= Yannis Maris =

Yannis Tsirimokos (1916-1979) was a Greek left-wing journalist, better known under the pen name Yannis Maris (Γιάννης Μαρής) as a writer of detective fiction. From 1953, Maris wrote over forty short and well-plotted novels that at the time were looked down on in Greece as pulp fiction, but have in later years come to be regarded as classics of the crime genre. Many of the novels feature Inspector Bekas (Αστυνόμος Μπέκας), the title figure of a contemporary Greek TV series. Maris was noted for the humorous and coded names of his book's characters.

==Biography==

Yannis Tsirimokos, descending from a well-known family in Fthiotida, was born in Skopelos in January 1916, where his father, Demosthenes Tsirimokos, served as a judge. The politician Ilias Tsirimokos (later MP, minister and prime minister of Greece) was his second cousin. He spent his childhood in Chios and Larissa, and later attended the Law School of Thessaloniki. He developed an intense political activity and joined socialist cycles. Alongside Ilias Tsirimokos and Alexandros Svolos, he participated in the founding of the Union of People's Democracy, and later joined EAM.

After the end of World War II, he began to work in journalism. He worked for the newspaper Machi (main organ of the Union of People's Democracy) as its editor-in-chief, a commentator and film critic. After the newspaper's revelations about Makronissos, he was prosecuted and imprisoned. He was released following the intervention of the Socialist International and Alexandros Svolos. He would then work at the newspapers Progressive Liberal (Προοδευτικός Φιλελεύθερος), Free Speech (Ελεύθερος Λόγος), Athenian (Αθηναϊκή), and finally ended up at the Botsi complex (Akropolis, Apogevmatini and Proto magazine).

He began his literary work in the early 1950s, publishing his novel Crime in Kolonaki (1953) in serial form in the weekly magazine Family, until the publication was discontinued. This novel was self-published in a volume shortly afterwards and then published by Atlantis (Ατλαντίς). It would be a huge success and in 1959 it would be transferred to the cinema with similar success.

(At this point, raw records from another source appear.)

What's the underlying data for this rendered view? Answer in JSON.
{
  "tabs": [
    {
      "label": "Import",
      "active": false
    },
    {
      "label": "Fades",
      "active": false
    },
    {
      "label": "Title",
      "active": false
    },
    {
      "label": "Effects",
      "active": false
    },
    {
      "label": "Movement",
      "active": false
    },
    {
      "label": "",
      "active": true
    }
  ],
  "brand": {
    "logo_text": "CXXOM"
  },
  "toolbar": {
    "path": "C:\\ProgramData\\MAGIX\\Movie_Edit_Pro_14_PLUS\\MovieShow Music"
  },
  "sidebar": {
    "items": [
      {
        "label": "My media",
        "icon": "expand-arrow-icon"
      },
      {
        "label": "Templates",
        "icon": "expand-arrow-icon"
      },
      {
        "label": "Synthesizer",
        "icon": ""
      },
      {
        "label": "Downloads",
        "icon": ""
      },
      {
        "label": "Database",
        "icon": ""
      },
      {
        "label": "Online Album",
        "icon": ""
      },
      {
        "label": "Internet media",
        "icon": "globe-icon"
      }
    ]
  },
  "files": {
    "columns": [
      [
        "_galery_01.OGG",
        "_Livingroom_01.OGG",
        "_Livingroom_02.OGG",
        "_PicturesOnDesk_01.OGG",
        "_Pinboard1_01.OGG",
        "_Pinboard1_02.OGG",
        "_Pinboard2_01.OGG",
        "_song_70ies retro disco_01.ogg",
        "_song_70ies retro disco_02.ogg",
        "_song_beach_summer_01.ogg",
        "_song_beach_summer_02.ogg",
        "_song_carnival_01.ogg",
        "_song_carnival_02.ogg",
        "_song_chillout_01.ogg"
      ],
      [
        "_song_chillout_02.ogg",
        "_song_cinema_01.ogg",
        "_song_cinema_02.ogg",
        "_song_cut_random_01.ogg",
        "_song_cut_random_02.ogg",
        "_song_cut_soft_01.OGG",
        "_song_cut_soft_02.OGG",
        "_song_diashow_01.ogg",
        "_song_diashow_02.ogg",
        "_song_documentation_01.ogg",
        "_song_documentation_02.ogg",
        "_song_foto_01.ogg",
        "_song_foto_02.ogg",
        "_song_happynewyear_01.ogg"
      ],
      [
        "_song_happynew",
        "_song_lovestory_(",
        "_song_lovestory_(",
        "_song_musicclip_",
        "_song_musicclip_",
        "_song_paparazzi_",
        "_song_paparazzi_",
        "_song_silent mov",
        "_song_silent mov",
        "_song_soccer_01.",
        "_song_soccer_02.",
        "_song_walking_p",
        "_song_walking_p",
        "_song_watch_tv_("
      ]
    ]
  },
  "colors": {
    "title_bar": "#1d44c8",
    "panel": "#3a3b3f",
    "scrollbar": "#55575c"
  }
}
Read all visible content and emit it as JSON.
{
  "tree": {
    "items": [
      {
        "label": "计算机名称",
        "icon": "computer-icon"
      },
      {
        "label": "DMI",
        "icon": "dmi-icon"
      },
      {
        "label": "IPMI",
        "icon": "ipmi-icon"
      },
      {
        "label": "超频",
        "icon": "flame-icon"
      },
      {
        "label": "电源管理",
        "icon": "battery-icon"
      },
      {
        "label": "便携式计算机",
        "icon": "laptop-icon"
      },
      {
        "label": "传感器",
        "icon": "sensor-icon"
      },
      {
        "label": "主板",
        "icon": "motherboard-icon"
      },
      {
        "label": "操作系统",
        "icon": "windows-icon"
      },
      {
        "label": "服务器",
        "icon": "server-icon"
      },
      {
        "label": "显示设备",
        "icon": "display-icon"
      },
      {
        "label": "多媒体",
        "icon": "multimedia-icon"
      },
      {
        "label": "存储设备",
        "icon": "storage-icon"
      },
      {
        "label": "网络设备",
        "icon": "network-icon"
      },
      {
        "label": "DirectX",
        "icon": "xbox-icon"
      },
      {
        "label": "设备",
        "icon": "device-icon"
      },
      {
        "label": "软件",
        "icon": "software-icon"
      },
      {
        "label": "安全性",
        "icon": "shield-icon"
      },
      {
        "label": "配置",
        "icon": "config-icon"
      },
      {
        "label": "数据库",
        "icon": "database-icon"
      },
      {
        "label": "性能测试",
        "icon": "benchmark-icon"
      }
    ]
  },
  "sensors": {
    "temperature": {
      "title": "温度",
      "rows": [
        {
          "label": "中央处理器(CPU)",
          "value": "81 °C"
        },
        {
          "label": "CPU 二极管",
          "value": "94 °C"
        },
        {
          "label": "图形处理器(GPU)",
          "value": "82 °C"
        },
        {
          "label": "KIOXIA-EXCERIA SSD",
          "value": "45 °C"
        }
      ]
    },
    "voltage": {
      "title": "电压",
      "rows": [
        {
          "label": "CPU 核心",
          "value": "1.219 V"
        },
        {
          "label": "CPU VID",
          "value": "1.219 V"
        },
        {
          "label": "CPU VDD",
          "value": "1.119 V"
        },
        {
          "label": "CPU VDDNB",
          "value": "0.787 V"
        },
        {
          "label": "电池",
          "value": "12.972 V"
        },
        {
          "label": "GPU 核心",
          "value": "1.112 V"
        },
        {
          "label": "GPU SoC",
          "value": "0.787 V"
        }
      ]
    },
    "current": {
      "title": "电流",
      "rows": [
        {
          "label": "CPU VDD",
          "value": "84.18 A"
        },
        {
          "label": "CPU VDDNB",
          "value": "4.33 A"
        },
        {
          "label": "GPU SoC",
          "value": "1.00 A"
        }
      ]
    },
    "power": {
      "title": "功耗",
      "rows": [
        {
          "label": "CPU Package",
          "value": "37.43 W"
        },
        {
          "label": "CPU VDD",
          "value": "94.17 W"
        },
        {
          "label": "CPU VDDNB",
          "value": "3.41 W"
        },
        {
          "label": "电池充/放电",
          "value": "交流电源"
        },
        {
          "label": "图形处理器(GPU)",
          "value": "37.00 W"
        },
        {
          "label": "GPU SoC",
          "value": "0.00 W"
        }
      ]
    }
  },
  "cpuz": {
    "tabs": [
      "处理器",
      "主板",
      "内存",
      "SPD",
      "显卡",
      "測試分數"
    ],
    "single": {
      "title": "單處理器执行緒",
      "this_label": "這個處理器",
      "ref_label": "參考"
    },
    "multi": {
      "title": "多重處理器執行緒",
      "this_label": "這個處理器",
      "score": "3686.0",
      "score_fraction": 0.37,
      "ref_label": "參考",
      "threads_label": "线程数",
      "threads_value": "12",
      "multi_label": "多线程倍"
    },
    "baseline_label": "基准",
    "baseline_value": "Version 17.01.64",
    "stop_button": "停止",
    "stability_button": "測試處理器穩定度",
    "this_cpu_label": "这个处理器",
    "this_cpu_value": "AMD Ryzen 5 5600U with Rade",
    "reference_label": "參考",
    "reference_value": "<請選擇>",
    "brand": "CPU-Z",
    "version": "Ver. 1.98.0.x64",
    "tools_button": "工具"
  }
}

He continued to write tirelessly for more than 25 years, leaving behind a number of crime novels, some twenty screenplays and two plays. Said crime novels have been reprinted many times and have been occasionally offered as inserts in daily newspapers, and his work has been cited by many contemporary authors in the genre.

A man of many talents, Maris possessed the "gift of speaking", and even took part in the report on the investigation of the assassination of the independent left-wing MP Grigoris Lambrakis.

He died in Athens on 13 November 1979 from a brain tumor.

==Selected works==
- Crime in Kolonaki (1953)

==Film adaptations==
- A Matter of Life and Death (Zitima Zois kai Thanatou, Vagelis Serdaris (1972).